Sedangkan wirid, setahu saya itu apa ya? amalan [berupa doa - doa] yang diijazahkan oleh seorang guru [red, kyai] kepada muridnya untuk diamalkan secara rutin atau continue. Jadi seorang murid harus mengikuti aturan yang diberikan gurunya. Biasanya mengenai berapa kali jumlah bacaan yang musti dibaca, waktu dan bahkan syarat - syarat sebelum mengamalkan. Tidak harus berupa doa - doa sih, karena bisa jadi ijasah itu berupa yang lain. Seperti perbuatan baik yang diijasahkan oleh guru kita untuk kita jalankan dengan istiqomah [artinya, Lurus, Rutin, Continue]. Karena ada satu cerita dari teman saya dahulu, dia mendapat ijazah dari kyai nya untuk rutin melekan [red, terjaga malam, begadang]. Tentunya kita tidak banyak tahu what the something behind dari melakukan rutinitas - rutinitas yang diajarkan guru - guru kita kepada kita itu. Tetapi banyak hal yang perlu kita ambil hikmah dari kesemua itu, jika kita mampu berusaha sedikit bijak untuk memahami secara keseluruhannya itu. karena satu hal yang perlu diingat, bahwa Kyai [bagi saya] adalah seorang guru ruh. Dan karenanya untuk persoalan bathin tentunya kita akan kembali ke guru ruh kita lah. Istilah guru ruh [bagi saya] itu masuk dalam term relatif ya, karena itu tergantung kecondongan hati [apakah dengan kita berguru kepada si Fulan, misalnya. Kita menjadi mantep, madhep hati kita kepada kebaikan dan merasa akan selalu dibimbing oleh si Fulan dengan Istiqamah -melalui media rohani, untuk lebih baik? atau tidak?] karena tingkat kecondongan hati antara satu murid dengan murid yang lain terhadap seorang guru bisa jadi berbeda. And well, kamu harus memilih.

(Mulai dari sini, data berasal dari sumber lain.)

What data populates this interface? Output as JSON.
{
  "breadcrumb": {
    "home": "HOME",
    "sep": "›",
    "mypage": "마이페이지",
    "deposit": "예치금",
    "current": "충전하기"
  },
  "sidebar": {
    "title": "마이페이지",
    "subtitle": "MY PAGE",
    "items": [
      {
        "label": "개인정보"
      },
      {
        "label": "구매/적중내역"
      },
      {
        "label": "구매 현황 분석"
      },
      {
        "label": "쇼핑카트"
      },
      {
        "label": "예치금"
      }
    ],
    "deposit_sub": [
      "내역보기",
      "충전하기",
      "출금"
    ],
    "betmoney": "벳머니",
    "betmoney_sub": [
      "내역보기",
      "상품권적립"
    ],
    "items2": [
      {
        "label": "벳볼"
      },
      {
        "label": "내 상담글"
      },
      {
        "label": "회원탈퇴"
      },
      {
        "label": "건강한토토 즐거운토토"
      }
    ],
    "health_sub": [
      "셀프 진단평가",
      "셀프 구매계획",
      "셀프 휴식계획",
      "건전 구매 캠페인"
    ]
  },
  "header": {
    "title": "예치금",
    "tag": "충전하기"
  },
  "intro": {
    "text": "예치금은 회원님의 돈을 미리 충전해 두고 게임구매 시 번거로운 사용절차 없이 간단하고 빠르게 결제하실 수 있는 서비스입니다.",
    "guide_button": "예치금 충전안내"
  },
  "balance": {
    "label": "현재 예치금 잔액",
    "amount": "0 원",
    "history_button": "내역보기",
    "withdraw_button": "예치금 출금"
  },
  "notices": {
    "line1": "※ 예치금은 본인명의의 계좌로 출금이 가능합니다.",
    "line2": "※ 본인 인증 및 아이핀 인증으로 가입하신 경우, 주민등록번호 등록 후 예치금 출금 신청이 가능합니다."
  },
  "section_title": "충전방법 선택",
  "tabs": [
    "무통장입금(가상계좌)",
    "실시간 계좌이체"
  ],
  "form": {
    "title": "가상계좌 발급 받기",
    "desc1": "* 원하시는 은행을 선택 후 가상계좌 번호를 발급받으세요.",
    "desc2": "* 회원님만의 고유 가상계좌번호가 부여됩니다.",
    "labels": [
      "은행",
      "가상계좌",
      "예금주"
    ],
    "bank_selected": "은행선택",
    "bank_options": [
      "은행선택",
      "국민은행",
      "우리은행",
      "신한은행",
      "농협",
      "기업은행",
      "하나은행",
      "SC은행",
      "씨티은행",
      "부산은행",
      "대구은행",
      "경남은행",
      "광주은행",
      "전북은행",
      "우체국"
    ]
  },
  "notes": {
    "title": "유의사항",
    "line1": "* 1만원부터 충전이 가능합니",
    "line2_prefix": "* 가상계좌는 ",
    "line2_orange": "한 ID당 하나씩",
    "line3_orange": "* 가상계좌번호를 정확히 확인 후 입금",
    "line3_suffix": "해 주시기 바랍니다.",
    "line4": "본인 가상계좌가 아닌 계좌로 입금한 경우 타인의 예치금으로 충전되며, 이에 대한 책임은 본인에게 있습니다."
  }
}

Motif dari proses pengamalan sebuah wirid pun berbeda beda. Karena disetiap wirid itu terdapat hikmah yang berbeda. Seperti nih, kata teman saya, dia mendapatkan ijazah dari seorang kyai agar kebal dari senjata tajam. Ada juga yang mengamalkan sebuah wirid dalam rangka untuk melindungi dirinya dari serangan musuh [red, orang jahat ya]. Dan lain sebagainya. Macam - macam motifnya. kalau dalam kalangan pesantren yang demikian itu biasa disebut lmu hikmah, Kanuragan, tenaga dalam atau apa lah saya kurang banyak tahu. Biasanya santri yang mendapatkan ijazah ilmu yang demikian rupa itu, sengaja kyai berikan sebagai bekal dakwah ke daerah yang rawan, misalnya.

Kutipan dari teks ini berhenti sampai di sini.